[Mb-civic] Preaching With a Vengeance (Pat Robertson,
rhetorical hit man) - Washington Post
William Swiggard
swiggard at comcast.net
Sat Oct 15 06:15:46 PDT 2005
Preaching With a Vengeance
Pat Robertson's Fierce Rhetoric May Have Diminished His Political Clout
By Lynne Duke
Washington Post Staff Writer
Saturday, October 15, 2005; Page C01
What do Hugo Chavez and Harriet Miers have in common?

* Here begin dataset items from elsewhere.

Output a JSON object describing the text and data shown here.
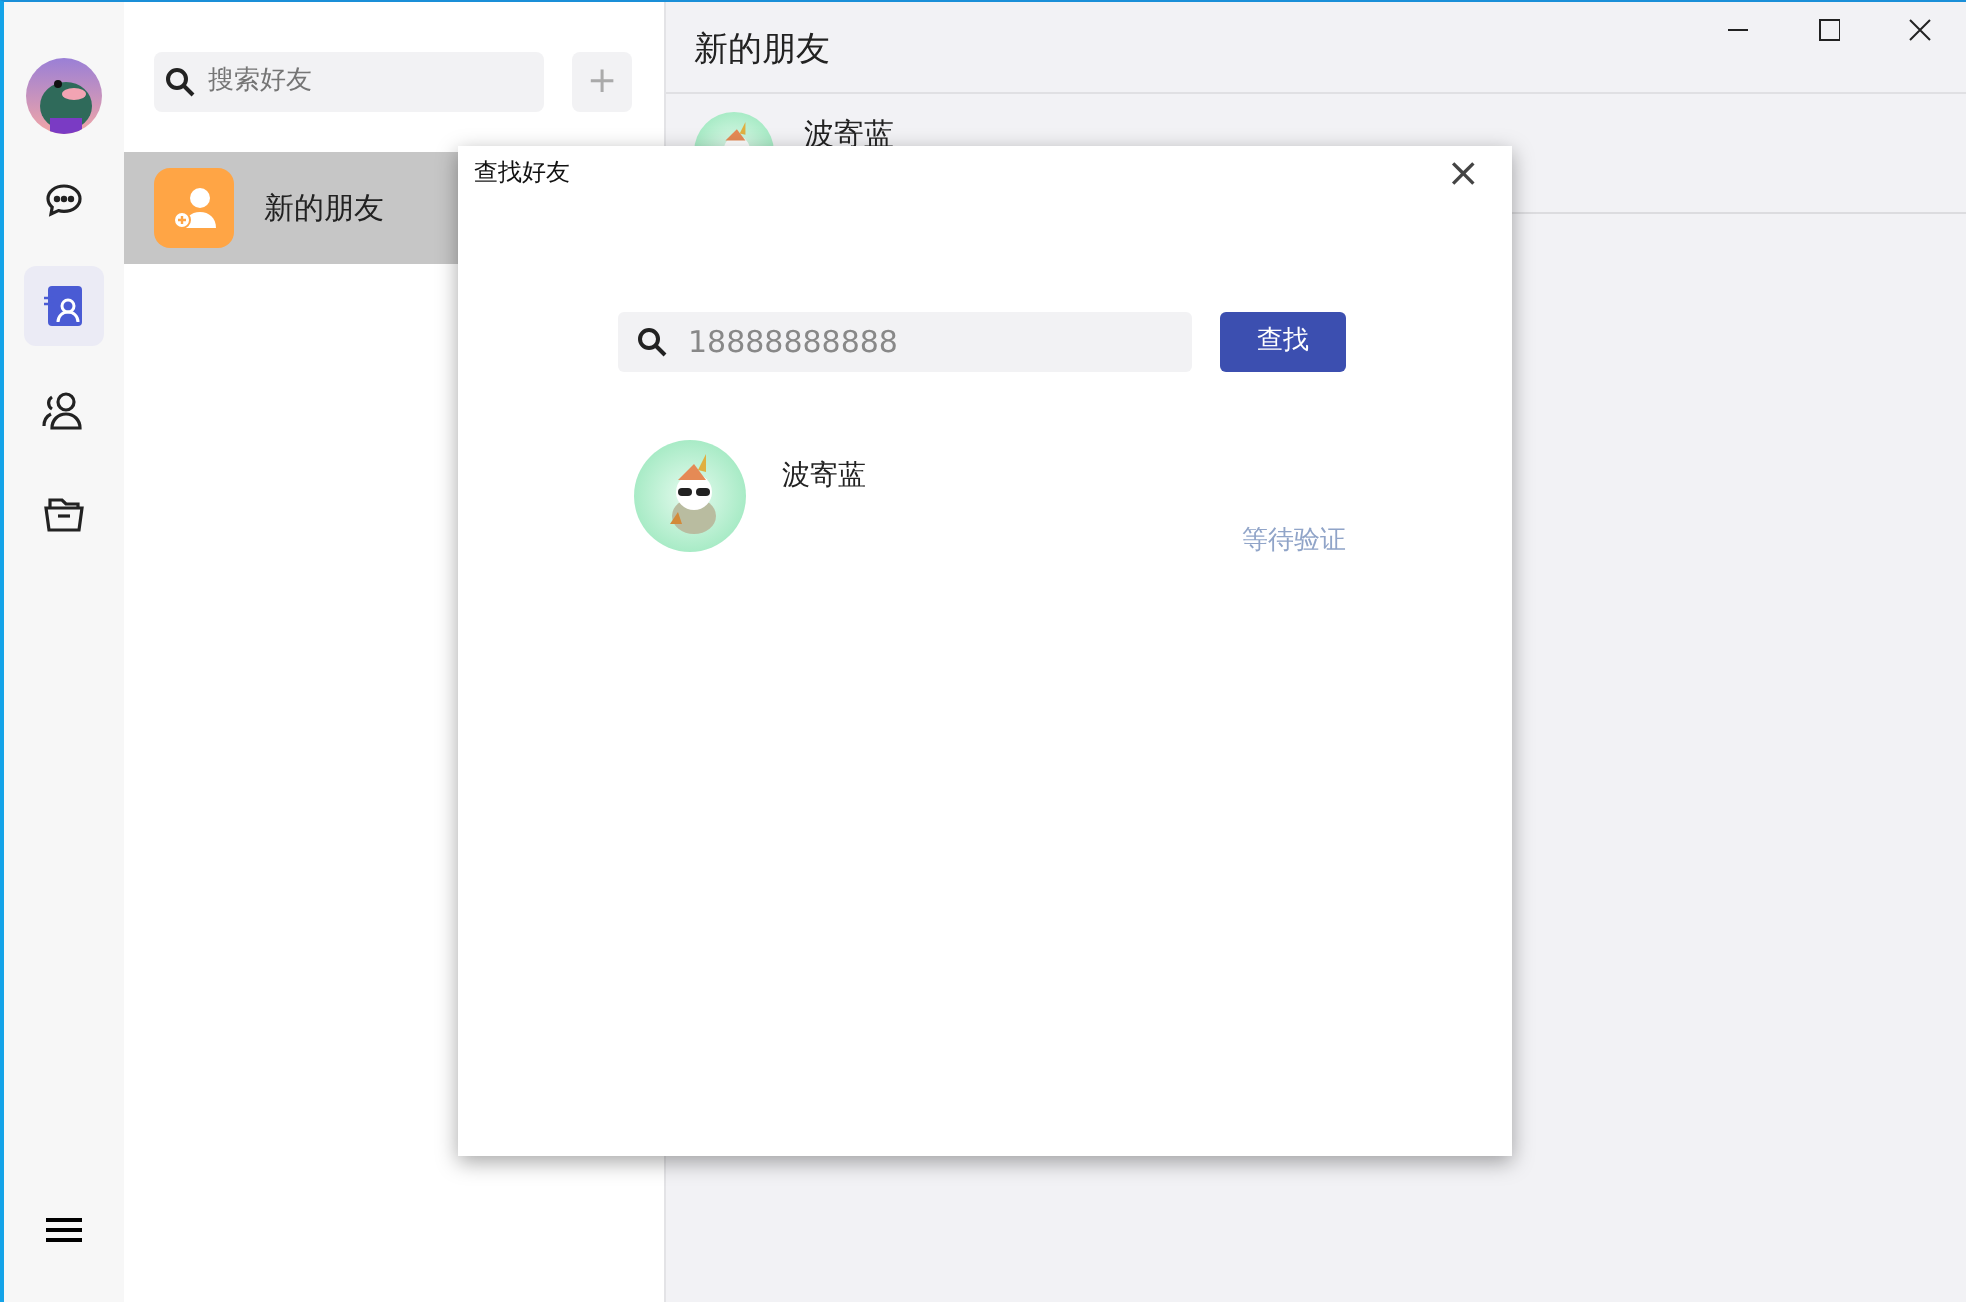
{
  "nav": [
    {
      "kind": "chat",
      "selected": false
    },
    {
      "kind": "contacts",
      "selected": true
    },
    {
      "kind": "groups",
      "selected": false
    },
    {
      "kind": "files",
      "selected": false
    }
  ],
  "contacts_panel": {
    "search": {
      "placeholder": "搜索好友"
    },
    "add_button": "+",
    "items": [
      {
        "label": "新的朋友",
        "selected": true
      }
    ]
  },
  "main": {
    "title": "新的朋友",
    "requests": [
      {
        "name": "波寄蓝"
      }
    ]
  },
  "dialog": {
    "title": "查找好友",
    "close": "×",
    "search": {
      "value": "18888888888"
    },
    "search_button": "查找",
    "results": [
      {
        "name": "波寄蓝",
        "status": "等待验证"
      }
    ]
  }
}
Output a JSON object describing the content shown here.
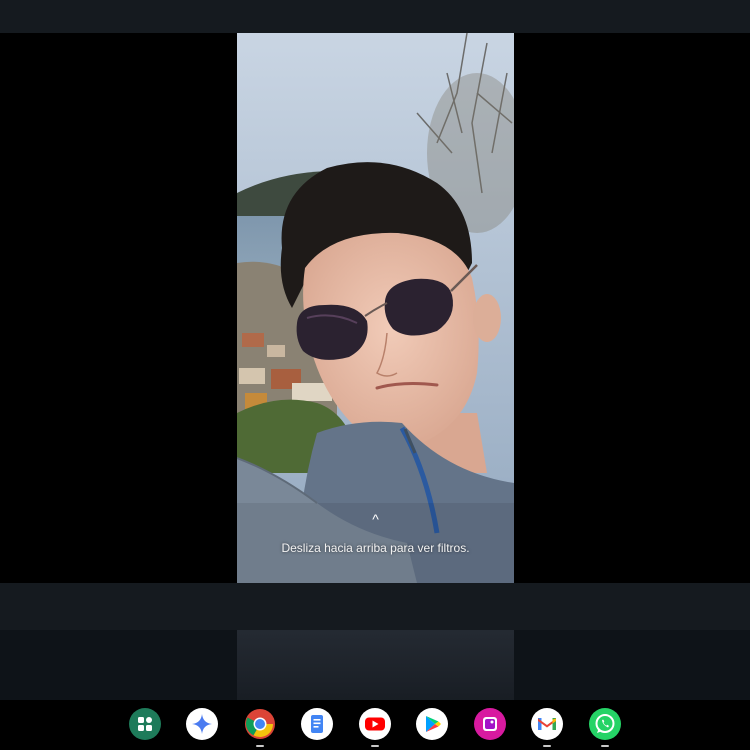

Pat Robertson: The rhetorical hit man who opined several weeks ago that
Chavez, the Venezuelan president, should be assassinated now has thrown
down the gauntlet for senators who oppose Miers's nomination for the
Supreme Court.
"Now they're going to turn against a Christian who is a conservative
picked by a conservative president and they're going to vote against her
for confirmation?" he said Thursday on "The 700 Club," his voice
sarcastic with disbelief. "Not on your sweet life, if they want to stay
in office."
It's becoming almost routine, this strident talk. Indeed, Robertson, 75,
has a long history of controversial statements, dating at least to his
infamous 1991 conspiracist tract, "The New World Order." And he shows no
sign of slowing down.
This week, he accused Chavez of sending money to Osama bin Laden, making
nice with the jailed terrorist "Carlos the Jackal" and negotiating with
Iran for nuclear materials. And after Katrina, Rita and the spate of
global earthquakes and floods, he's raised the biblical end-of-the-world
scenario. Or could it be, he's also offered, that it is God's wrath
against abortion?
Sometimes it's hard to keep up with this man who once equated feminism
with witchcraft, who said of the State Department: "You've got to blow
that thing up."
So just who listens to Robertson (other than Chavez and the news media),
and does he matter in politics? Depending on whom you talk to, Robertson
is an embarrassment to the conservative movement who has yet to realize
his own irrelevance, or he is a valuable Christian leader of millions, a
man still capable of marshaling votes and influencing politics.
All of that can be debated. But we know this: He is founder of the
Christian Broadcasting Network, where his show, "The 700 Club," beams
his brand of populist, charismatic Christian evangelism to a daily
audience of 1 million from his base in Virginia Beach.
"He's not oblivious to the fact that people in Washington will take note
when he says something, especially something outlandish, but his primary
audience is his listeners," says Richard Cizik, a senior official with
the National Association of Evangelicals.